Source: African Development Bank Group in French
Cinq heures, c’est le temps qu’il fallait à Fatima Meftah Abudhair et à son fils, Abdelmuen Salah, pour aller de Tripoli à Djerba avant février 2023. Depuis cette date, la durée du trajet en voiture a été divisée par deux grâce à la nouvelle autoroute qui relie Gabès, Médenine à Ras Jédir à la frontière libyenne. Un gain de temps de 3h également sur le trajet Tunis – Ras Jedir de 5h aujourd’hui contre 8h auparavant.
L’autoroute de la santé
Abdelmuen, 27 ans, est l’un des six enfants de Fatima et son mari. Depuis sa naissance, le jeune homme est paraplégique, autiste, aveugle, sourd et muet. Des pathologies lourdes de conséquences pour la famille qui s’efforce, au-delà d’une attention constante, de lui apporter des soins médicaux réguliers. « Mon fils est malade. Je dois faire attention à lui, je veille tard, c’est beaucoup de fatigue. Avant la mise en service de la nouvelle autoroute, le trajet était difficile. Maintenant, c’est plus facile de venir à Djerba pour qu’il reçoive les soins nécessaires », raconte Fatima.
En raison de son handicap, le jeune homme est suivi plusieurs fois par mois par différents spécialistes, chiropracteurs, orthopédistes, spécialistes des nerfs à la clinique Echifa, à Djerba. La vétusté de l’ancienne route imposait jusqu’alors des trajets longs et éprouvants.
En 2012, le Groupe de la Banque africaine de développement apporte plus de 137 millions d’euros pour construire la section reliant Médenine à Ras Jédir, soit 104 kilomètres de tronçon autoroutier sur un total linéaire de 188 km (Gabès-Médenine-Ras Jédir) pour relier les zones enclavées aux métropoles tunisiennes des gouvernorats de Gabès et Médenine. L’ouvrage, réalisé par la Société Tunisie Autoroutes, a été inauguré depuis 2023.
La route désormais plus sûre et mieux entretenue permet de dynamiser les échanges et de réduire les temps de trajet. « J’aime venir à Djerba car les médecins sont réputés. Ils savent s’occuper de mon fils qui a besoin de soins particuliers. D’ailleurs, quand je suis à Djerba, je m’y repose, je m’y sens bien », reconnaît Fatima.
Dans la salle d’examen, le docteur Houidi Ali ausculte Abdelmuen. Il le manipule, contrôle ses réflexes moteurs, testent l’élasticité de ses muscles et la solidité de ses os. « C’est un rituel qu’il connaît bien maintenant, je m’occupe de lui depuis mon arrivée à Djerba il y a dix ans. Avant, je le voyais peut-être une ou deux fois par mois. Maintenant, grâce à l’autoroute, je peux m’occuper de lui deux fois par semaine, car c’est beaucoup moins contraignant pour ses parents », confie le médecin.
Un tourisme médical en plein essor
Djerba et la Tunisie étaient déjà reconnues pour leur expertise dans le domaine médical. Le développement des infrastructures routières change dorénavant la donne.
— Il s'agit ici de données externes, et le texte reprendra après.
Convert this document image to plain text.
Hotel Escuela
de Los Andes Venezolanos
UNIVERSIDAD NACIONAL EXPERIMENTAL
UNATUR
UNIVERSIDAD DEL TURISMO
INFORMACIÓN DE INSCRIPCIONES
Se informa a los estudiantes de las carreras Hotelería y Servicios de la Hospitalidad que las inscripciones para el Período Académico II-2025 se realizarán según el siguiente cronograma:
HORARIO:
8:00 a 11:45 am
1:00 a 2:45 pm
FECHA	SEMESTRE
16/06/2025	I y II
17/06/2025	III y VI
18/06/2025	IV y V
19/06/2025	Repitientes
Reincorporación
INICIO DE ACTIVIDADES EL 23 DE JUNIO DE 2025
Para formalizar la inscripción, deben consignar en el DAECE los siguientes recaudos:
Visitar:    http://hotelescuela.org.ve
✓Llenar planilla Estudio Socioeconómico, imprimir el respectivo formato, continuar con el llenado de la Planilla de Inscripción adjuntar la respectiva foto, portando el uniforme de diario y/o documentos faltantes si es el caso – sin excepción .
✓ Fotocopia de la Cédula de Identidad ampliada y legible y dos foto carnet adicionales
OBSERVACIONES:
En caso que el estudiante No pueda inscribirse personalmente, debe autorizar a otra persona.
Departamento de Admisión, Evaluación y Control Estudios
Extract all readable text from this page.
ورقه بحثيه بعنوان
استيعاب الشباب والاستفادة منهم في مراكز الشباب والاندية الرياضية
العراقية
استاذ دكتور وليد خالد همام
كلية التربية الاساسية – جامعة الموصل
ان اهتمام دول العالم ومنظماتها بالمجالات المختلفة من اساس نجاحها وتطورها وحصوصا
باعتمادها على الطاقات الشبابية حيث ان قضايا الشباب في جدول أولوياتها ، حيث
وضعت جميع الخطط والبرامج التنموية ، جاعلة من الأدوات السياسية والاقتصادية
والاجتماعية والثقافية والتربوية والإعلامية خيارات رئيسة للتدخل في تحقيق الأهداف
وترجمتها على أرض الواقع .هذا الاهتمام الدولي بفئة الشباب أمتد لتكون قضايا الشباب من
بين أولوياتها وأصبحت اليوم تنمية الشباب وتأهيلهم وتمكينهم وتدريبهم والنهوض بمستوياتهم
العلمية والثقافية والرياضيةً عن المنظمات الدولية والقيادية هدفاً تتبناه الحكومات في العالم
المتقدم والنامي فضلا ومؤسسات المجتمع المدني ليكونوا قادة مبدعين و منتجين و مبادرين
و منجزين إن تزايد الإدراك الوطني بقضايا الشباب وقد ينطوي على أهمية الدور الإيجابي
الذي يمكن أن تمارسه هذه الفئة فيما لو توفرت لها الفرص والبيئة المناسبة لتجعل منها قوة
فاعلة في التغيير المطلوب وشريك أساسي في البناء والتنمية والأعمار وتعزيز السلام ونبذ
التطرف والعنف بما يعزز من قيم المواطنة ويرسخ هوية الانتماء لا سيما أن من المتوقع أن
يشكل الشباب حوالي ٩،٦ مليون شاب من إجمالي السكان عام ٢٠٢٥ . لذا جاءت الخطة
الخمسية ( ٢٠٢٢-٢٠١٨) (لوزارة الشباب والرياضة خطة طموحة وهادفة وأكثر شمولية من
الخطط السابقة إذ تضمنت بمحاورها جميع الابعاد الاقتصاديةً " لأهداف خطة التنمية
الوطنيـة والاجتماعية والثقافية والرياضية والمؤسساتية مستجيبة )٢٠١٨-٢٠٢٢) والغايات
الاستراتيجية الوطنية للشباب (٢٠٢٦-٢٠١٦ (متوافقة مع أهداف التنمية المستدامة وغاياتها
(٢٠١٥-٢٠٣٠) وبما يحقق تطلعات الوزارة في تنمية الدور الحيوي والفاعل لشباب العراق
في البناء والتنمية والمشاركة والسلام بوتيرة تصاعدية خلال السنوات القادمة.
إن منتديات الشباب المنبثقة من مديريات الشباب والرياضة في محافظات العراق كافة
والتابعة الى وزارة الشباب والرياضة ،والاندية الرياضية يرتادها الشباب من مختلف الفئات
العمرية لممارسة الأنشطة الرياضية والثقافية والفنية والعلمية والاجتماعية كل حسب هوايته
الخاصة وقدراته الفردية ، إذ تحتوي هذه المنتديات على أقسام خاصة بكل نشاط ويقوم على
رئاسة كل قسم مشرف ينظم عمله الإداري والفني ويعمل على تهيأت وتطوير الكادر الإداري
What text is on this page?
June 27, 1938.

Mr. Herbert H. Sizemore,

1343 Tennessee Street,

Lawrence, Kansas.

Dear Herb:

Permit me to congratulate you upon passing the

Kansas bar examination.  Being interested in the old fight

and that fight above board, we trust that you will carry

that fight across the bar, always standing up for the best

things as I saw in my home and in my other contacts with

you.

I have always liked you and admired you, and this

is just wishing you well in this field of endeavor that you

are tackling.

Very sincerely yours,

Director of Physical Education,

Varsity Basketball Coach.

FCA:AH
Depuis que cette route existe, le nombre de personnes se rendant à Djerba pour raisons médicales a pratiquement doublé, selon le docteur Ali. Les patients se voient proposer un suivi médical plus régulier, car les conditions de circulation sont meilleures. « On s’occupe beaucoup mieux de nos patients. Certains font même l’aller-retour dans la journée maintenant. Avant, il fallait rester sur place. Même nous, médecins, passons moins de temps sur la route et dans les embouteillages. Par conséquent, nous sommes plus en forme pour nous occuper de nos patients », se réjouit le spécialiste.
Djerba est devenue non seulement une « destination médicale d’excellence » pour les Tunisiens, mais elle l’est aussi pour les pays voisins. À l’instar de Fatima, de nombreux Libyens empruntent la route depuis Ras Jédir pour consulter à Djerba. « Quasiment 50 % de nos patients sont des Libyens. Cela montre bien l’attractivité médicale de Djerba ! », assure le docteur Ali.
Le secteur de la santé n’est pas le seul à bénéficier de cette nouvelle autoroute. Avec une circulation plus fluide et sécurisée pour les personnes, les biens et les marchandises, les investissements et les activités économiques s’intensifient et trouvent un nouveau souffle. Cette autoroute représente donc une véritable opportunité pour Djerba qui accueille un million de touristes par an sans oublier d’autres destinations comme Hammamet et Kairouan. Ces villes disposent enfin d’une infrastructure à la hauteur de leur réputation et de leurs ambitions.
Cette autoroute n’est peut-être pas le dernier maillon du réseau autoroutier trans-maghrébin. Elle connecte les peuples, stimule les échanges et renforce les liens pour faire la différence.